Winter is full of weird phenomena, including thundersnow, frost quakes, ghost apples and more! Margaret shares a few of these oddities.

Class Discussion Questions:

1) Draw a diagram that shows how ghost apples are formed.

2) Compare and contrast frost quakes and earthquakes.

Read the Script:

[Margaret] You guys, winter can be kinda weird. Let me tell you why. I've got a couple of odd phenomena to share about this frosty time. 

Starting with these ghost apples. No, they're not from Johnny Appleseed's haunted orchard. These guys form when freezing rain coats an apple. The apple inside can't freeze as fast as that rain. Instead, the apple turns to mush and slips right out of the bottom of the ice shell. 

Andrew Sietsema in Michigan took these photos while pruning a frozen orchard. He said his favorite is when Jonagold apples turn to icy shells that he calls Jona-ghosts. 

Okay, so those weren't very creepy ghosts. How about this steaming lake though? Kinda eerie. This phenomena is called sea smoke or steam fog. It happens when steam rises off a warm-ish body of water and into air that is cold and dry. This lets the steam condense into visible haze. 

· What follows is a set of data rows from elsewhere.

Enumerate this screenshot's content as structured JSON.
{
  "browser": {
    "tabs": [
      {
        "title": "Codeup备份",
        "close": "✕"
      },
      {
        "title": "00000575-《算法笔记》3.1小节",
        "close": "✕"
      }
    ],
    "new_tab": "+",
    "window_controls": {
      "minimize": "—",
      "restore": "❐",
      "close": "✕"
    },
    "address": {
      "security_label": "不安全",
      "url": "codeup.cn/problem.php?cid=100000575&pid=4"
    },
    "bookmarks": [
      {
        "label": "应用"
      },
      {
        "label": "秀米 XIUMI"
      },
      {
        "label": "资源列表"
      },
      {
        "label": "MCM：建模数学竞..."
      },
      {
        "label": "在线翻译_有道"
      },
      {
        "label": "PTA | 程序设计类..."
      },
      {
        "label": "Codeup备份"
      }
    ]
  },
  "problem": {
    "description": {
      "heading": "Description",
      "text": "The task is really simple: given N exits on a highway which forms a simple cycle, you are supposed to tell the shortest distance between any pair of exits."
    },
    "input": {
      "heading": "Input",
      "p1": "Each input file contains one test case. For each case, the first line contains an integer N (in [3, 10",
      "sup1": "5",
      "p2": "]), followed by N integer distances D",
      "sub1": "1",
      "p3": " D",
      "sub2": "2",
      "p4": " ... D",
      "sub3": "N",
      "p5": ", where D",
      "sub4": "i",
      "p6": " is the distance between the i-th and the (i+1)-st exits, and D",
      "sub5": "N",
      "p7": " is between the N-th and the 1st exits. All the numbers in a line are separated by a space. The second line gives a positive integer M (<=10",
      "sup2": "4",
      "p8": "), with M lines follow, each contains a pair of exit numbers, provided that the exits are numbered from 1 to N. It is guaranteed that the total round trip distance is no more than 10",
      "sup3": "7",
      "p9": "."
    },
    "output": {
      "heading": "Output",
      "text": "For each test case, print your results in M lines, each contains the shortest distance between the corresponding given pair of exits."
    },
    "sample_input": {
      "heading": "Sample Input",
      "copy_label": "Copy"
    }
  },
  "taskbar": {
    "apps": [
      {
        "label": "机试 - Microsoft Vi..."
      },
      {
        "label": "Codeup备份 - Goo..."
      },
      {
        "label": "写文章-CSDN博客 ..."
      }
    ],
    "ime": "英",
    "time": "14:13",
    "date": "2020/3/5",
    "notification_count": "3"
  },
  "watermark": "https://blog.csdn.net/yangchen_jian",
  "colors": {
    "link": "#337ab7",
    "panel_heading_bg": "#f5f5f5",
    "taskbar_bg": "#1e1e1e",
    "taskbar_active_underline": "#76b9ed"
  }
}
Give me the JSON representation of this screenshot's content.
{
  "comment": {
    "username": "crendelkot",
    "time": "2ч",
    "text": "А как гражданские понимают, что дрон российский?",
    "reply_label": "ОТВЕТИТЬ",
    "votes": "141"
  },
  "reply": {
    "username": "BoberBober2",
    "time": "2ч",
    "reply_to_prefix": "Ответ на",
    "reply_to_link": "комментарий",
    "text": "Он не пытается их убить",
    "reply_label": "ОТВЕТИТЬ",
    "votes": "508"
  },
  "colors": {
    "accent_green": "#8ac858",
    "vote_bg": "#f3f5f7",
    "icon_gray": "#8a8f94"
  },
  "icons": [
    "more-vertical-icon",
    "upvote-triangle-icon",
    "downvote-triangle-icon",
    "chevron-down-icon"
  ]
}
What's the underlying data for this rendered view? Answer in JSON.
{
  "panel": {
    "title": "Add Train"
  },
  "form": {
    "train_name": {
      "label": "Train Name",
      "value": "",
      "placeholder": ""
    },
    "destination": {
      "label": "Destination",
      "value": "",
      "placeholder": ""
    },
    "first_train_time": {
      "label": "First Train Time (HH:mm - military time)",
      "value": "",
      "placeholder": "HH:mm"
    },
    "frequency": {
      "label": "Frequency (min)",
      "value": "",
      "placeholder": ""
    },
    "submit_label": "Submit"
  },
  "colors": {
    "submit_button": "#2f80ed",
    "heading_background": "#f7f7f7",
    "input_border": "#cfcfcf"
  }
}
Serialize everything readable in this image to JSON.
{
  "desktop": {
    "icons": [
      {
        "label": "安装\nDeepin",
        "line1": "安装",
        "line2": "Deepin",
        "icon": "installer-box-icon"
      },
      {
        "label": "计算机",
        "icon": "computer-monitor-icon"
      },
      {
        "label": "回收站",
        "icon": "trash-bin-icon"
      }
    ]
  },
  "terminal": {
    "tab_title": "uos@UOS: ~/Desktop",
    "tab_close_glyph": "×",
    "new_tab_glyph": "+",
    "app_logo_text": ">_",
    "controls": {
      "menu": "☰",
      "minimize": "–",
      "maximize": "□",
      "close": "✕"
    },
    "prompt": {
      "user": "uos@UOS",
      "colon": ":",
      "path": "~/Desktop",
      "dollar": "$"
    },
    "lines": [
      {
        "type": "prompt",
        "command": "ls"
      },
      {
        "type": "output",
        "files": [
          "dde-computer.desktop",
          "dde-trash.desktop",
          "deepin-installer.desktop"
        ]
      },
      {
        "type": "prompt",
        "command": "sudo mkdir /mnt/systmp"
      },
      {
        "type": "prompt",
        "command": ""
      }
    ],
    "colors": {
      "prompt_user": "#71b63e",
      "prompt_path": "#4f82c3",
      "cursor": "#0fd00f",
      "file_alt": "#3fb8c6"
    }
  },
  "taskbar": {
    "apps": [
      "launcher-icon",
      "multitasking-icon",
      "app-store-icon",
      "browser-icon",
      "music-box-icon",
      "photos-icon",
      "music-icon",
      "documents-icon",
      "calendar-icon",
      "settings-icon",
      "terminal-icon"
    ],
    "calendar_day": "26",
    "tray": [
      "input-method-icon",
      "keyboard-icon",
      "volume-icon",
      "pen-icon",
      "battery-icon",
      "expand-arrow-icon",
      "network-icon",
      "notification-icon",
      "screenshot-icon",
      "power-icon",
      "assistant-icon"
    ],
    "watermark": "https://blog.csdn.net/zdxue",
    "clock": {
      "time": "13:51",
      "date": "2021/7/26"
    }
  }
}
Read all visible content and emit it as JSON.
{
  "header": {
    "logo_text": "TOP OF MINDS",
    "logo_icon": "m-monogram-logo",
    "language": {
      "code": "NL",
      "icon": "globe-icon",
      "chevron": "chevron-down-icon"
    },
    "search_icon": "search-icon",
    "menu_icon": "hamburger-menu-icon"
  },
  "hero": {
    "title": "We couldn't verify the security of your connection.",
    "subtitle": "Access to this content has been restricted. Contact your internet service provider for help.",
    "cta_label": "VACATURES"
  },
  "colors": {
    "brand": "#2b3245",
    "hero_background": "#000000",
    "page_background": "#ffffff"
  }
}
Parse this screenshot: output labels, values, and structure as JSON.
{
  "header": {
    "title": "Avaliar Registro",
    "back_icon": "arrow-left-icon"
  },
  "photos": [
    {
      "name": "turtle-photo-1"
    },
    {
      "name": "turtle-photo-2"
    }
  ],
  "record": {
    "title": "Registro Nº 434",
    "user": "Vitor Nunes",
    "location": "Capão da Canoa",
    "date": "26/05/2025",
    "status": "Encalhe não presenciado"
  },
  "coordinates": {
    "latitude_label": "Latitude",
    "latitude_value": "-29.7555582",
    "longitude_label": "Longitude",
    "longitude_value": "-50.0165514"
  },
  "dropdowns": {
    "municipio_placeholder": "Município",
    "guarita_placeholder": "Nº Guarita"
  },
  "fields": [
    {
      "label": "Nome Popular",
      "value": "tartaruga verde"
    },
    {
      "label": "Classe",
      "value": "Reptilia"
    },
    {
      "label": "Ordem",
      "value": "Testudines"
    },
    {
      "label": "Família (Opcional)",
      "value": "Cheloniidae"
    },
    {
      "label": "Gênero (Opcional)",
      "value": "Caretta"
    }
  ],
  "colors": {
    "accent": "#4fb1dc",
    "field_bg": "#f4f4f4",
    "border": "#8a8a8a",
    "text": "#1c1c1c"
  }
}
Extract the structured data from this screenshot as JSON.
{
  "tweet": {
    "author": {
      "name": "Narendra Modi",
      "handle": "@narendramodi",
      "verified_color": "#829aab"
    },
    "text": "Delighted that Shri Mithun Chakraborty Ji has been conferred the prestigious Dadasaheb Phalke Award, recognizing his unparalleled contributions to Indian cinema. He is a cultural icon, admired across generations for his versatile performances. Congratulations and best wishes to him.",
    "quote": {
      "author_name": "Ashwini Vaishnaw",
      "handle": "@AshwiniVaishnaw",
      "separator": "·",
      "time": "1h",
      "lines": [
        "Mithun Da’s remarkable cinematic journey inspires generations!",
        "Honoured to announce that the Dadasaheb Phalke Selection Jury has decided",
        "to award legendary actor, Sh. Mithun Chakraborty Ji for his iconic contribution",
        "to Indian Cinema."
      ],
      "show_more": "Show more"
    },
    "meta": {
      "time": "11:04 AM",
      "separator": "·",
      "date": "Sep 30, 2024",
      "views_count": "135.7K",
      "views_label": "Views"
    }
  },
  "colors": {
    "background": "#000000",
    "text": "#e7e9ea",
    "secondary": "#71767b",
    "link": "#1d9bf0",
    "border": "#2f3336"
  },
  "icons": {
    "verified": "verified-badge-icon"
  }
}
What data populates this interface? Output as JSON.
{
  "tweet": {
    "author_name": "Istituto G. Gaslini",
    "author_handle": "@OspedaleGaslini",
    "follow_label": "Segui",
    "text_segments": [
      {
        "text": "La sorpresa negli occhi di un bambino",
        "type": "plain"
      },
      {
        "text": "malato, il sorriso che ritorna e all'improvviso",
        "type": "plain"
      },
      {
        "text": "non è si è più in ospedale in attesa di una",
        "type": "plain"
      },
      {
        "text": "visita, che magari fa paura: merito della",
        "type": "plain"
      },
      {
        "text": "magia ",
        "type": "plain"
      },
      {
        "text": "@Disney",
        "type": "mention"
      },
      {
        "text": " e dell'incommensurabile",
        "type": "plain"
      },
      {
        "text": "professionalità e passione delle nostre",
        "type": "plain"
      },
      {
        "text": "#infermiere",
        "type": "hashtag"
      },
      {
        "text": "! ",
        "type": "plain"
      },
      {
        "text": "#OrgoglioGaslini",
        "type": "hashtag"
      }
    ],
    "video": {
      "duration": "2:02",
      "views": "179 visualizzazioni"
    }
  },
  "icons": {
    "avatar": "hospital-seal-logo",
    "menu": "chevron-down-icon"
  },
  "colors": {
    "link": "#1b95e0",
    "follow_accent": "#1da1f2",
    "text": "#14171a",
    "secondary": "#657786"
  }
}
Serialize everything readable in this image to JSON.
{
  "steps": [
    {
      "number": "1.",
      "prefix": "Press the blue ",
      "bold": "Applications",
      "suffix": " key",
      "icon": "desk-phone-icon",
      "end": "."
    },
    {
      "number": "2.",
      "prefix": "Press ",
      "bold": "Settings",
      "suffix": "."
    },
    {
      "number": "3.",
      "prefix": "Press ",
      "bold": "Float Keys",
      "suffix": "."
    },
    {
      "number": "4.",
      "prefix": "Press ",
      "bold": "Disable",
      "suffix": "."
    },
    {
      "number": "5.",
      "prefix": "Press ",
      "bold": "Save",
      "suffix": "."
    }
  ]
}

This video captured by ehjoe on Twitter is happening over the Great Lake of Ontario. It was minus 19 degrees in Toronto, Canada where he captured the video. 

So if you thought those sights were weird, how about the sounds of winter? Listen to this. It's thunder snow. It takes pretty perfect conditions for it to happen. The air close to the earth has to be warm enough to rise up and create a thunderstorm but yet cold enough to create snow. 

During these thunder snowstorms, the lightning appears brighter since it reflects off the falling snow. But also, the snow quiets the thunder. So you can only hear it if you're very close to a storm. 

Cold weather can also cause other booming sounds in the form of frostquakes. This happens when the ground is saturated with water. If the temperature drops suddenly, the water will freeze and expand into ice. This expansion can cause soil and rock to crack causing the loud noise and some shaking. The scientific term for these frostquakes is cryoseisms. They, too, are pretty rare and occur mostly in states near the Great Lakes or in Canada.